Scholz orders German nuclear power plants to continue operating

BERLIN (HPD) — German Chancellor Olaf Scholz on Monday ordered his ministers to be prepared to keep the country’s three remaining nuclear power plants operating until mid-April, ending an issue that had threatened to split the coalition government led by his party, the Social Democrats.

The decision comes as Germany tries to avoid a possible energy shortage due to cuts in fuel supplies from Russia due to the war in Ukraine.

Scholz’s office said the chancellor announced his decision in a letter to the cabinet, an unusual move that reflects the deep divisions that have eroded his coalition’s minor parties in recent weeks.

The environmentalist party The Greens, led by Economy and Energy Minister Robert Habeck, had argued that only two nuclear power plants in southern Germany — Isar 2 and Neckarwestheim — should continue to operate after the closure of one scheduled for December 31, to in order to mitigate possible failures in the electrical service during the winter.

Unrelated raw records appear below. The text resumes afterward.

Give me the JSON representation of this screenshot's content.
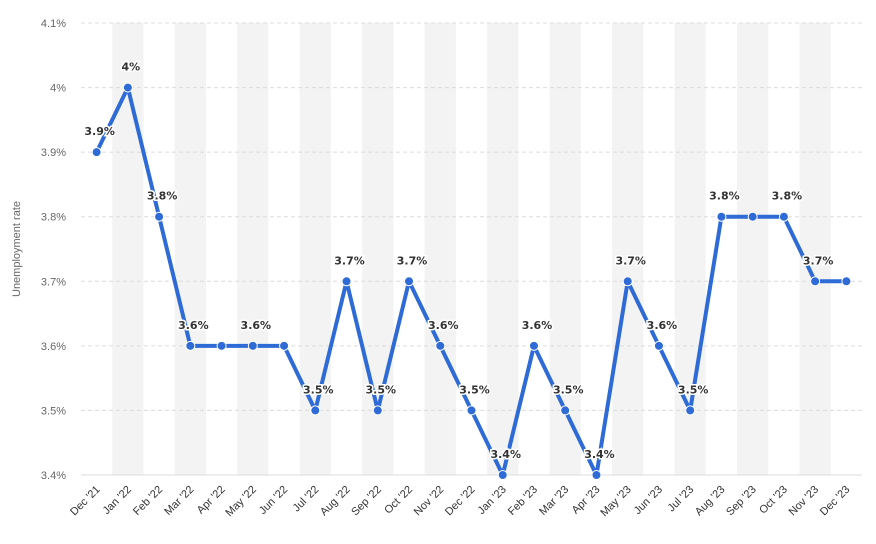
{
  "chart_data": {
    "type": "line",
    "title": "",
    "xlabel": "",
    "ylabel": "Unemployment rate",
    "categories": [
      "Dec '21",
      "Jan '22",
      "Feb '22",
      "Mar '22",
      "Apr '22",
      "May '22",
      "Jun '22",
      "Jul '22",
      "Aug '22",
      "Sep '22",
      "Oct '22",
      "Nov '22",
      "Dec '22",
      "Jan '23",
      "Feb '23",
      "Mar '23",
      "Apr '23",
      "May '23",
      "Jun '23",
      "Jul '23",
      "Aug '23",
      "Sep '23",
      "Oct '23",
      "Nov '23",
      "Dec '23"
    ],
    "values": [
      3.9,
      4.0,
      3.8,
      3.6,
      3.6,
      3.6,
      3.6,
      3.5,
      3.7,
      3.5,
      3.7,
      3.6,
      3.5,
      3.4,
      3.6,
      3.5,
      3.4,
      3.7,
      3.6,
      3.5,
      3.8,
      3.8,
      3.8,
      3.7,
      3.7
    ],
    "data_labels": [
      "3.9%",
      "4%",
      "3.8%",
      "3.6%",
      "",
      "3.6%",
      "",
      "3.5%",
      "3.7%",
      "3.5%",
      "3.7%",
      "3.6%",
      "3.5%",
      "3.4%",
      "3.6%",
      "3.5%",
      "3.4%",
      "3.7%",
      "3.6%",
      "3.5%",
      "3.8%",
      "",
      "3.8%",
      "3.7%",
      ""
    ],
    "y_ticks": [
      3.4,
      3.5,
      3.6,
      3.7,
      3.8,
      3.9,
      4.0,
      4.1
    ],
    "y_tick_labels": [
      "3.4%",
      "3.5%",
      "3.6%",
      "3.7%",
      "3.8%",
      "3.9%",
      "4%",
      "4.1%"
    ],
    "ylim": [
      3.4,
      4.1
    ],
    "grid": true,
    "legend": "none",
    "colors": {
      "line": "#2e6bd6",
      "band": "#f3f3f3",
      "grid": "#dcdcdc"
    }
  }
}
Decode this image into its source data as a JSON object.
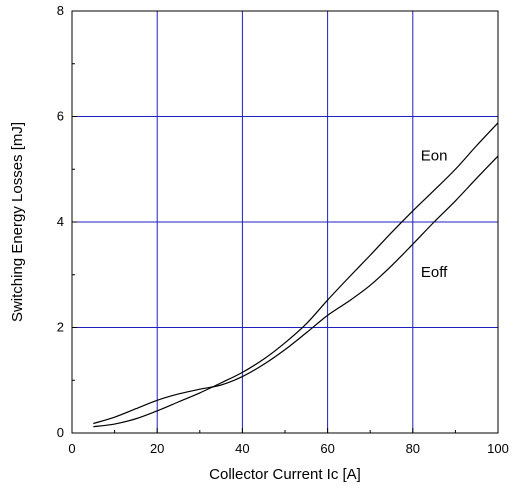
{
  "chart_data": {
    "type": "line",
    "title": "",
    "xlabel": "Collector Current Ic [A]",
    "ylabel": "Switching Energy Losses [mJ]",
    "xlim": [
      0,
      100
    ],
    "ylim": [
      0,
      8
    ],
    "x_ticks": [
      0,
      20,
      40,
      60,
      80,
      100
    ],
    "y_ticks": [
      0,
      2,
      4,
      6,
      8
    ],
    "grid": true,
    "grid_color": "#2020c0",
    "line_color": "#000000",
    "legend": "none",
    "series": [
      {
        "name": "Eon",
        "x": [
          5,
          10,
          15,
          20,
          25,
          30,
          35,
          40,
          45,
          50,
          55,
          60,
          65,
          70,
          75,
          80,
          85,
          90,
          95,
          100
        ],
        "y": [
          0.12,
          0.17,
          0.27,
          0.42,
          0.59,
          0.76,
          0.95,
          1.15,
          1.4,
          1.71,
          2.07,
          2.52,
          2.95,
          3.37,
          3.8,
          4.21,
          4.6,
          5.0,
          5.45,
          5.88
        ]
      },
      {
        "name": "Eoff",
        "x": [
          5,
          10,
          15,
          20,
          25,
          30,
          35,
          40,
          45,
          50,
          55,
          60,
          65,
          70,
          75,
          80,
          85,
          90,
          95,
          100
        ],
        "y": [
          0.18,
          0.3,
          0.46,
          0.62,
          0.74,
          0.83,
          0.91,
          1.07,
          1.3,
          1.58,
          1.9,
          2.23,
          2.5,
          2.8,
          3.17,
          3.58,
          4.0,
          4.4,
          4.83,
          5.25
        ]
      }
    ]
  }
}
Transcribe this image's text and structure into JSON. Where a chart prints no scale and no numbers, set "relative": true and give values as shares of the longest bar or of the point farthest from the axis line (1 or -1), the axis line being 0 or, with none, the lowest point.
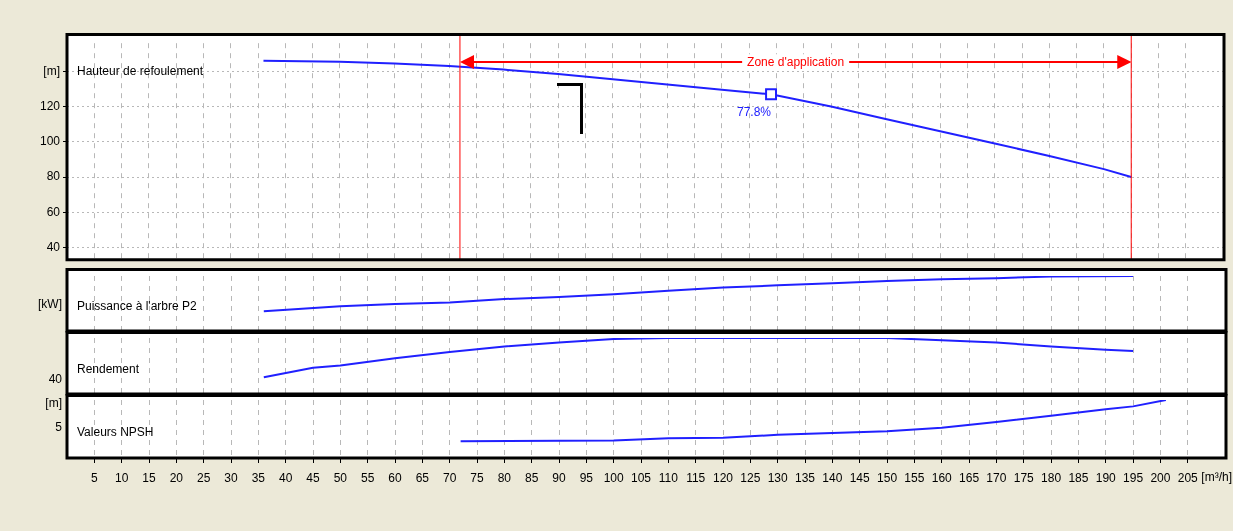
{
  "chart_data": [
    {
      "type": "line",
      "title": "Hauteur de refoulement",
      "xlim": [
        0,
        212
      ],
      "xticks": [
        5,
        10,
        15,
        20,
        25,
        30,
        35,
        40,
        45,
        50,
        55,
        60,
        65,
        70,
        75,
        80,
        85,
        90,
        95,
        100,
        105,
        110,
        115,
        120,
        125,
        130,
        135,
        140,
        145,
        150,
        155,
        160,
        165,
        170,
        175,
        180,
        185,
        190,
        195,
        200,
        205
      ],
      "ylim": [
        33,
        156
      ],
      "yticks": [
        40,
        60,
        80,
        100,
        120,
        {
          "value": 140,
          "label": "[m]"
        }
      ],
      "tick_labels": "y",
      "grid": true,
      "series": [
        {
          "color": "#2020ff",
          "x": [
            36,
            50,
            60,
            70,
            80,
            90,
            100,
            110,
            120,
            129,
            140,
            150,
            160,
            170,
            180,
            190,
            195
          ],
          "values": [
            146,
            145.5,
            144.5,
            143,
            141,
            138.5,
            135.5,
            132.5,
            129.5,
            127,
            120,
            113,
            106,
            99,
            92,
            84.5,
            80
          ]
        },
        {
          "type": "scatter",
          "marker": "square",
          "color": "#2020ff",
          "x": [
            129
          ],
          "values": [
            127
          ]
        }
      ],
      "annotations": [
        {
          "text": "77.8%",
          "x": 129,
          "y": 127
        },
        "Zone d'application"
      ],
      "ref_lines": [
        {
          "axis": "x",
          "value": 72,
          "color": "#ff0000"
        },
        {
          "axis": "x",
          "value": 195,
          "color": "#ff0000"
        }
      ]
    },
    {
      "type": "line",
      "title": "Puissance à l'arbre P2",
      "ylabel": "[kW]",
      "relative": true,
      "xlim": [
        0,
        212
      ],
      "xticks": [
        5,
        10,
        15,
        20,
        25,
        30,
        35,
        40,
        45,
        50,
        55,
        60,
        65,
        70,
        75,
        80,
        85,
        90,
        95,
        100,
        105,
        110,
        115,
        120,
        125,
        130,
        135,
        140,
        145,
        150,
        155,
        160,
        165,
        170,
        175,
        180,
        185,
        190,
        195,
        200,
        205
      ],
      "tick_labels": false,
      "grid": "x",
      "series": [
        {
          "color": "#2020ff",
          "x": [
            36,
            50,
            60,
            70,
            80,
            90,
            100,
            110,
            120,
            130,
            140,
            150,
            160,
            170,
            180,
            195
          ],
          "values": [
            0.36,
            0.45,
            0.49,
            0.52,
            0.58,
            0.62,
            0.67,
            0.73,
            0.79,
            0.83,
            0.87,
            0.91,
            0.94,
            0.96,
            0.99,
            1
          ]
        }
      ]
    },
    {
      "type": "line",
      "title": "Rendement",
      "relative": true,
      "annotations": [
        "40"
      ],
      "xlim": [
        0,
        212
      ],
      "xticks": [
        5,
        10,
        15,
        20,
        25,
        30,
        35,
        40,
        45,
        50,
        55,
        60,
        65,
        70,
        75,
        80,
        85,
        90,
        95,
        100,
        105,
        110,
        115,
        120,
        125,
        130,
        135,
        140,
        145,
        150,
        155,
        160,
        165,
        170,
        175,
        180,
        185,
        190,
        195,
        200,
        205
      ],
      "tick_labels": false,
      "grid": "x",
      "series": [
        {
          "color": "#2020ff",
          "x": [
            36,
            45,
            50,
            60,
            70,
            80,
            90,
            100,
            110,
            150,
            160,
            170,
            180,
            190,
            195
          ],
          "values": [
            0.3,
            0.47,
            0.51,
            0.64,
            0.75,
            0.85,
            0.92,
            0.98,
            1,
            1,
            0.96,
            0.92,
            0.85,
            0.79,
            0.77
          ]
        }
      ]
    },
    {
      "type": "line",
      "title": "Valeurs NPSH",
      "ylabel": "[m]",
      "relative": true,
      "annotations": [
        "5"
      ],
      "xlabel": "[m³/h]",
      "xlim": [
        0,
        212
      ],
      "xticks": [
        5,
        10,
        15,
        20,
        25,
        30,
        35,
        40,
        45,
        50,
        55,
        60,
        65,
        70,
        75,
        80,
        85,
        90,
        95,
        100,
        105,
        110,
        115,
        120,
        125,
        130,
        135,
        140,
        145,
        150,
        155,
        160,
        165,
        170,
        175,
        180,
        185,
        190,
        195,
        200,
        205
      ],
      "tick_labels": "x",
      "grid": "x",
      "series": [
        {
          "color": "#2020ff",
          "x": [
            72,
            100,
            110,
            120,
            130,
            140,
            150,
            160,
            170,
            180,
            190,
            195,
            201
          ],
          "values": [
            0.29,
            0.3,
            0.34,
            0.35,
            0.4,
            0.43,
            0.46,
            0.52,
            0.62,
            0.73,
            0.84,
            0.89,
            1
          ]
        }
      ]
    }
  ]
}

Finance Minister Christian Lindner of the Free Democratic Party had suggested that all three — including the Emsland reactor in the northwest — should continue to operate, even after April if necessary. Some party members have even called for three other nuclear power plants that were shut down last year to be restarted due to high energy prices and the possibility of blackouts.

Successive German governments have pledged to end the country’s use of nuclear power by the end of the year as part of its transition to safe, renewable energy.

But the war in Ukraine, which has resulted in a sharp cut in supplies of natural gas from Russia to Europe, has forced Germany to restart its coal- and oil-fired power plants. Climate activists like Sweden’s Greta Thunberg, among others, have argued that it is wrong for Germany to shut down its existing nuclear power plants if it means consuming more fossil fuels.

Experts say nuclear power plants are mainly needed to maintain grid stability at times of high energy demand, including from neighboring France, whose reactors have had problems this year.